Many of the wines at the afternoon tasting were offered as two different vintages side by side. In almost every case, the newer vintages beat out the older vintages. This is especially true for the whites (such as: Las Brisas, Naia, Nora Albarino). 2010 seems more vibrant and expressive than 2009. I’m not sure if it’s actually an issue of vintage quality or a matter of freshness. Either way, I’m looking forward to inexpensive Spanish wines in the coming months.

The soon-to-be-released 2009 Venta Mazarron fits the same profile as the 2007, which I completely love. It’s all blueberry and maple syrup and bacon (seriously!) only bigger and more focused with more tannins. And it’s still only $12.99!

For fans of Luzon: Watch for the release of the new 2008 Luzon Crianza. This is a new release, Luzon with more age, and it smells awesome. Like money. Like they put a lot of money into making it, and like it should cost a lot of money to get a bottle. When it arrives, it should retail somewhere around twelve bucks, which is insane.

Even the more expensive wines, such as Cenit and Dominio de Atauta (both perennial favorites) look like they’re going to take a slight dip in price. These are serious wines that seem to have slipped from the spotlight in the last couple years.

 

   Though my palate was beaten and bruised after a day of heavy reds, I was in the mood for more. I went home and cracked open a 2004 Cenit (from way back). This bottle has only gotten better over the last two years. I suspect that Cenit isn’t built for decades of aging, but the tannins backed off noticeably and the sweet fruit and cocoa notes have really taken over, with still enough grip to stay classy. 

   I don’t know exactly what is going on in the Spanish wine market right now. It seems that interest in the values stuff under $20, let’s say is holding steady. But the high-point collectables, and even mid-priced ($30+) wines that were getting so much attention a couple years ago have pretty much stalled out.

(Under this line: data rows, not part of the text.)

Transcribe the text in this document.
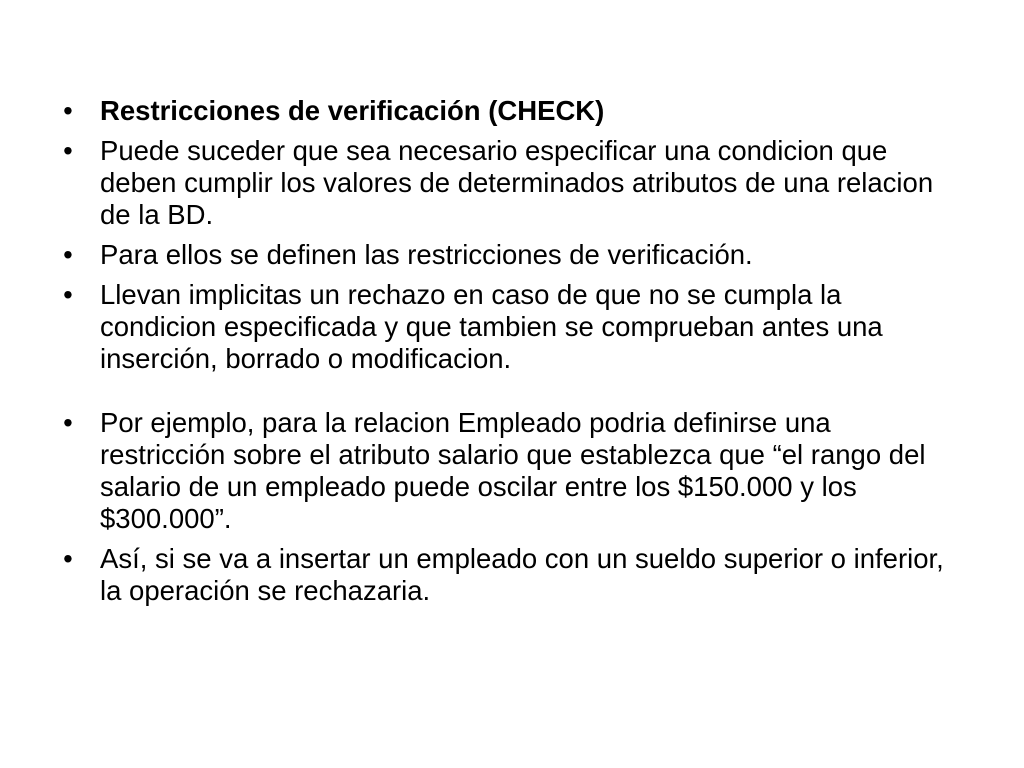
• Restricciones de verificación (CHECK)
• Puede suceder que sea necesario especificar una condicion que deben cumplir los valores de determinados atributos de una relacion de la BD.
• Para ellos se definen las restricciones de verificación.
• Llevan implicitas un rechazo en caso de que no se cumpla la condicion especificada y que tambien se comprueban antes una inserción, borrado o modificacion.
• Por ejemplo, para la relacion Empleado podria definirse una restricción sobre el atributo salario que establezca que “el rango del salario de un empleado puede oscilar entre los $150.000 y los $300.000”.
• Así, si se va a insertar un empleado con un sueldo superior o inferior, la operación se rechazaria.
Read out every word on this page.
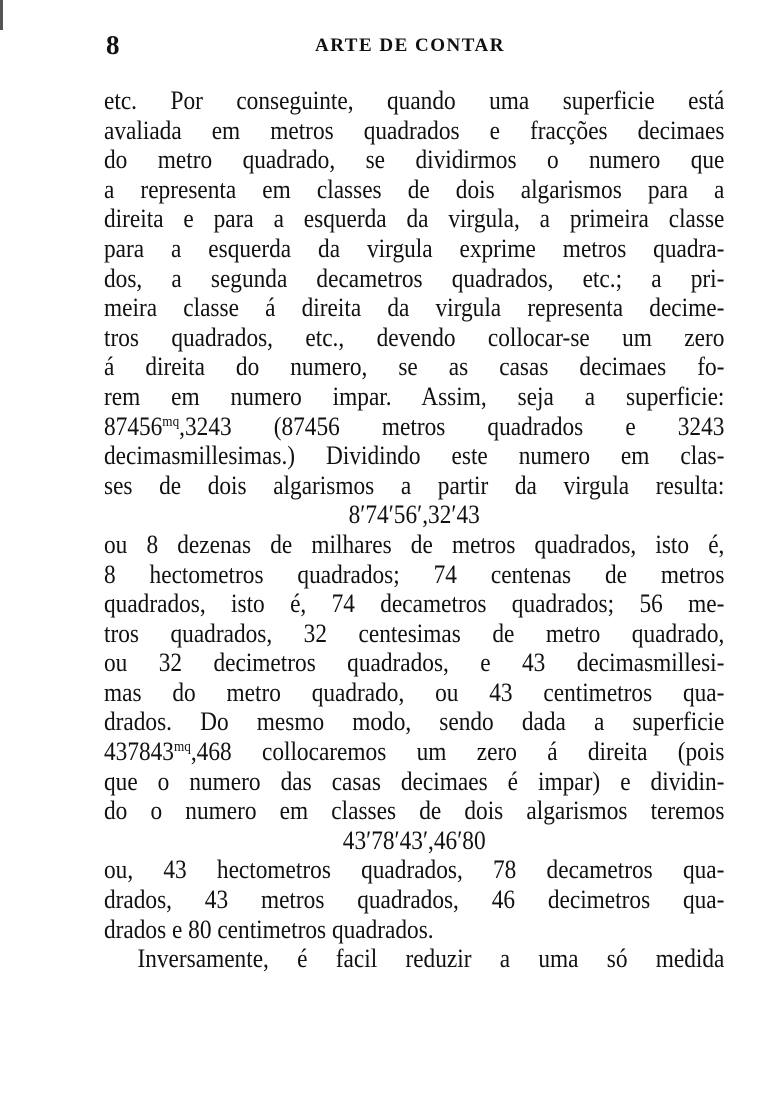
8	ARTE DE CONTAR

etc. Por conseguinte, quando uma superficie está
avaliada em metros quadrados e fracções decimaes
do metro quadrado, se dividirmos o numero que
a representa em classes de dois algarismos para a
direita e para a esquerda da virgula, a primeira classe
para a esquerda da virgula exprime metros quadra-
dos, a segunda decametros quadrados, etc.; a pri-
meira classe á direita da virgula representa decime-
tros quadrados, etc., devendo collocar-se um zero
á direita do numero, se as casas decimaes fo-
rem em numero impar. Assim, seja a superficie:
$87456^{mq},3243$ (87456 metros quadrados e 3243
decimasmillesimas.) Dividindo este numero em clas-
ses de dois algarismos a partir da virgula resulta:
8′74′56′,32′43
ou 8 dezenas de milhares de metros quadrados, isto é,
8 hectometros quadrados; 74 centenas de metros
quadrados, isto é, 74 decametros quadrados; 56 me-
tros quadrados, 32 centesimas de metro quadrado,
ou 32 decimetros quadrados, e 43 decimasmillesi-
mas do metro quadrado, ou 43 centimetros qua-
drados. Do mesmo modo, sendo dada a superficie
$437843^{mq},468$ collocaremos um zero á direita (pois
que o numero das casas decimaes é impar) e dividin-
do o numero em classes de dois algarismos teremos
43′78′43′,46′80
ou, 43 hectometros quadrados, 78 decametros qua-
drados, 43 metros quadrados, 46 decimetros qua-
drados e 80 centimetros quadrados.

Inversamente, é facil reduzir a uma só medida
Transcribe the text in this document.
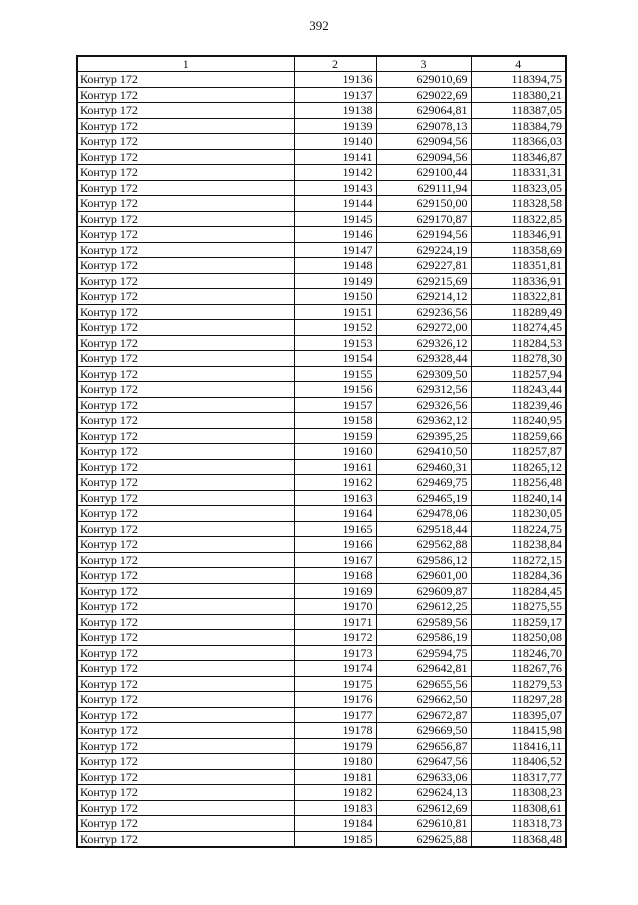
392
1	2	3	4
Контур 172	19136	629010,69	118394,75
Контур 172	19137	629022,69	118380,21
Контур 172	19138	629064,81	118387,05
Контур 172	19139	629078,13	118384,79
Контур 172	19140	629094,56	118366,03
Контур 172	19141	629094,56	118346,87
Контур 172	19142	629100,44	118331,31
Контур 172	19143	629111,94	118323,05
Контур 172	19144	629150,00	118328,58
Контур 172	19145	629170,87	118322,85
Контур 172	19146	629194,56	118346,91
Контур 172	19147	629224,19	118358,69
Контур 172	19148	629227,81	118351,81
Контур 172	19149	629215,69	118336,91
Контур 172	19150	629214,12	118322,81
Контур 172	19151	629236,56	118289,49
Контур 172	19152	629272,00	118274,45
Контур 172	19153	629326,12	118284,53
Контур 172	19154	629328,44	118278,30
Контур 172	19155	629309,50	118257,94
Контур 172	19156	629312,56	118243,44
Контур 172	19157	629326,56	118239,46
Контур 172	19158	629362,12	118240,95
Контур 172	19159	629395,25	118259,66
Контур 172	19160	629410,50	118257,87
Контур 172	19161	629460,31	118265,12
Контур 172	19162	629469,75	118256,48
Контур 172	19163	629465,19	118240,14
Контур 172	19164	629478,06	118230,05
Контур 172	19165	629518,44	118224,75
Контур 172	19166	629562,88	118238,84
Контур 172	19167	629586,12	118272,15
Контур 172	19168	629601,00	118284,36
Контур 172	19169	629609,87	118284,45
Контур 172	19170	629612,25	118275,55
Контур 172	19171	629589,56	118259,17
Контур 172	19172	629586,19	118250,08
Контур 172	19173	629594,75	118246,70
Контур 172	19174	629642,81	118267,76
Контур 172	19175	629655,56	118279,53
Контур 172	19176	629662,50	118297,28
Контур 172	19177	629672,87	118395,07
Контур 172	19178	629669,50	118415,98
Контур 172	19179	629656,87	118416,11
Контур 172	19180	629647,56	118406,52
Контур 172	19181	629633,06	118317,77
Контур 172	19182	629624,13	118308,23
Контур 172	19183	629612,69	118308,61
Контур 172	19184	629610,81	118318,73
Контур 172	19185	629625,88	118368,48
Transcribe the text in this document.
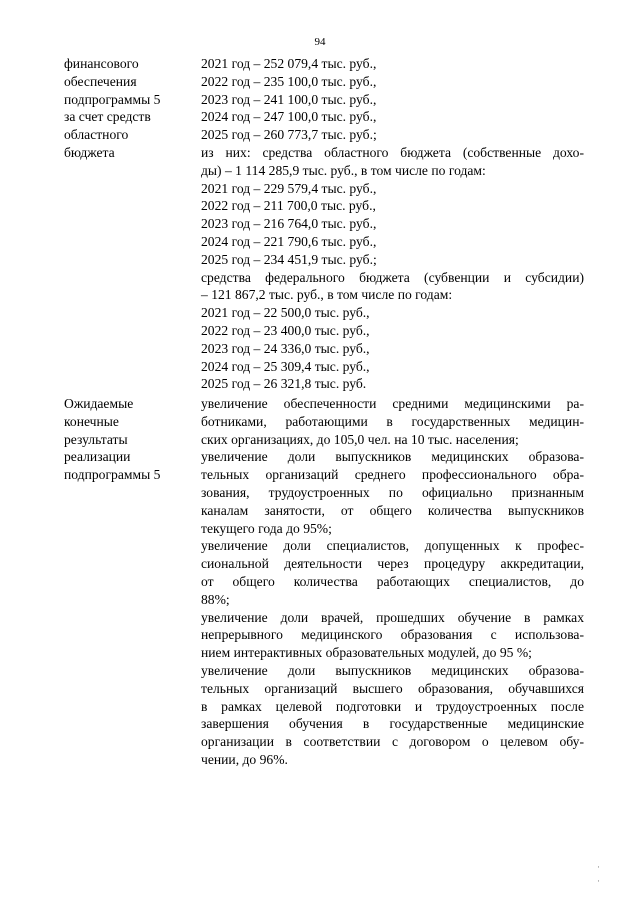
94
финансового
обеспечения
подпрограммы 5
за счет средств
областного
бюджета
2021 год – 252 079,4 тыс. руб.,
2022 год – 235 100,0 тыс. руб.,
2023 год – 241 100,0 тыс. руб.,
2024 год – 247 100,0 тыс. руб.,
2025 год – 260 773,7 тыс. руб.;
из них: средства областного бюджета (собственные дохо-
ды) – 1 114 285,9 тыс. руб., в том числе по годам:
2021 год – 229 579,4 тыс. руб.,
2022 год – 211 700,0 тыс. руб.,
2023 год – 216 764,0 тыс. руб.,
2024 год – 221 790,6 тыс. руб.,
2025 год – 234 451,9 тыс. руб.;
средства федерального бюджета (субвенции и субсидии)
– 121 867,2 тыс. руб., в том числе по годам:
2021 год – 22 500,0 тыс. руб.,
2022 год – 23 400,0 тыс. руб.,
2023 год – 24 336,0 тыс. руб.,
2024 год – 25 309,4 тыс. руб.,
2025 год – 26 321,8 тыс. руб.
Ожидаемые
конечные
результаты
реализации
подпрограммы 5
увеличение обеспеченности средними медицинскими ра-
ботниками, работающими в государственных медицин-
ских организациях, до 105,0 чел. на 10 тыс. населения;
увеличение доли выпускников медицинских образова-
тельных организаций среднего профессионального обра-
зования, трудоустроенных по официально признанным
каналам занятости, от общего количества выпускников
текущего года до 95%;
увеличение доли специалистов, допущенных к профес-
сиональной деятельности через процедуру аккредитации,
от общего количества работающих специалистов, до
88%;
увеличение доли врачей, прошедших обучение в рамках
непрерывного медицинского образования с использова-
нием интерактивных образовательных модулей, до 95 %;
увеличение доли выпускников медицинских образова-
тельных организаций высшего образования, обучавшихся
в рамках целевой подготовки и трудоустроенных после
завершения обучения в государственные медицинские
организации в соответствии с договором о целевом обу-
чении, до 96%.
·
·
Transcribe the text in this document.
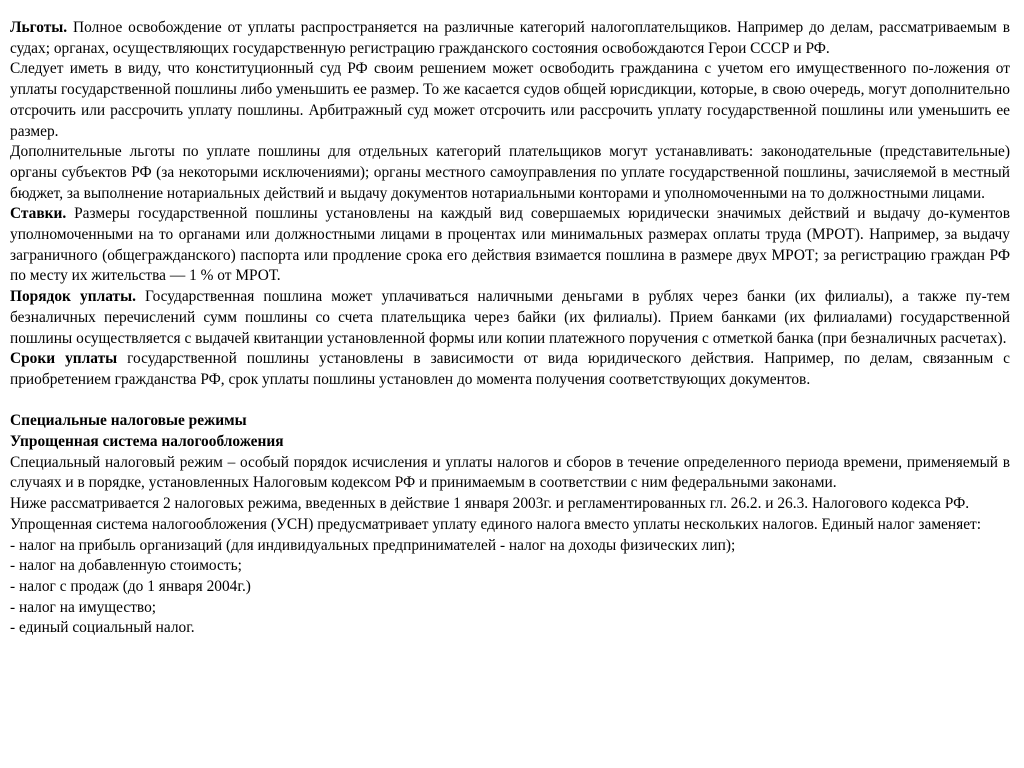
Льготы. Полное освобождение от уплаты распространяется на различные категорий налогоплательщиков. Например до делам, рассматриваемым в судах; органах, осуществляющих государственную регистрацию гражданского состояния освобождаются Герои СССР и РФ.

Следует иметь в виду, что конституционный суд РФ своим решением может освободить гражданина с учетом его имущественного по-ложения от уплаты государственной пошлины либо уменьшить ее размер. То же касается судов общей юрисдикции, которые, в свою очередь, могут дополнительно отсрочить или рассрочить уплату пошлины. Арбитражный суд может отсрочить или рассрочить уплату государственной пошлины или уменьшить ее размер.

Дополнительные льготы по уплате пошлины для отдельных категорий плательщиков могут устанавливать: законодательные (представительные) органы субъектов РФ (за некоторыми исключениями); органы местного самоуправления по уплате государственной пошлины, зачисляемой в местный бюджет, за выполнение нотариальных действий и выдачу документов нотариальными конторами и уполномоченными на то должностными лицами.

Ставки. Размеры государственной пошлины установлены на каждый вид совершаемых юридически значимых действий и выдачу до-кументов уполномоченными на то органами или должностными лицами в процентах или минимальных размерах оплаты труда (МРОТ). Например, за выдачу заграничного (общегражданского) паспорта или продление срока его действия взимается пошлина в размере двух МРОТ; за регистрацию граждан РФ по месту их жительства — 1 % от МРОТ.

Порядок уплаты. Государственная пошлина может уплачиваться наличными деньгами в рублях через банки (их филиалы), а также пу-тем безналичных перечислений сумм пошлины со счета плательщика через байки (их филиалы). Прием банками (их филиалами) государственной пошлины осуществляется с выдачей квитанции установленной формы или копии платежного поручения с отметкой банка (при безналичных расчетах).

Сроки уплаты государственной пошлины установлены в зависимости от вида юридического действия. Например, по делам, связанным с приобретением гражданства РФ, срок уплаты пошлины установлен до момента получения соответствующих документов.

Специальные налоговые режимы

Упрощенная система налогообложения

Специальный налоговый режим – особый порядок исчисления и уплаты налогов и сборов в течение определенного периода времени, применяемый в случаях и в порядке, установленных Налоговым кодексом РФ и принимаемым в соответствии с ним федеральными законами.

Ниже рассматривается 2 налоговых режима, введенных в действие 1 января 2003г. и регламентированных гл. 26.2. и 26.3. Налогового кодекса РФ.

Упрощенная система налогообложения (УСН) предусматривает уплату единого налога вместо уплаты нескольких налогов. Единый налог заменяет:

- налог на прибыль организаций (для индивидуальных предпринимателей - налог на доходы физических лип);
- налог на добавленную стоимость;
- налог с продаж (до 1 января 2004г.)
- налог на имущество;
- единый социальный налог.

That’s despite the almost hyperbolic praise these wines have seen from the press. 

   Have I said this before? One thing that makes it harder to sell expensive wine is having an overload of amazing inexpensive wine. This might be a problem for a winery too wrapped up in status or preserving a pricing position in the market, but for people who like to drink wine (me and you?), it’s only a good thing.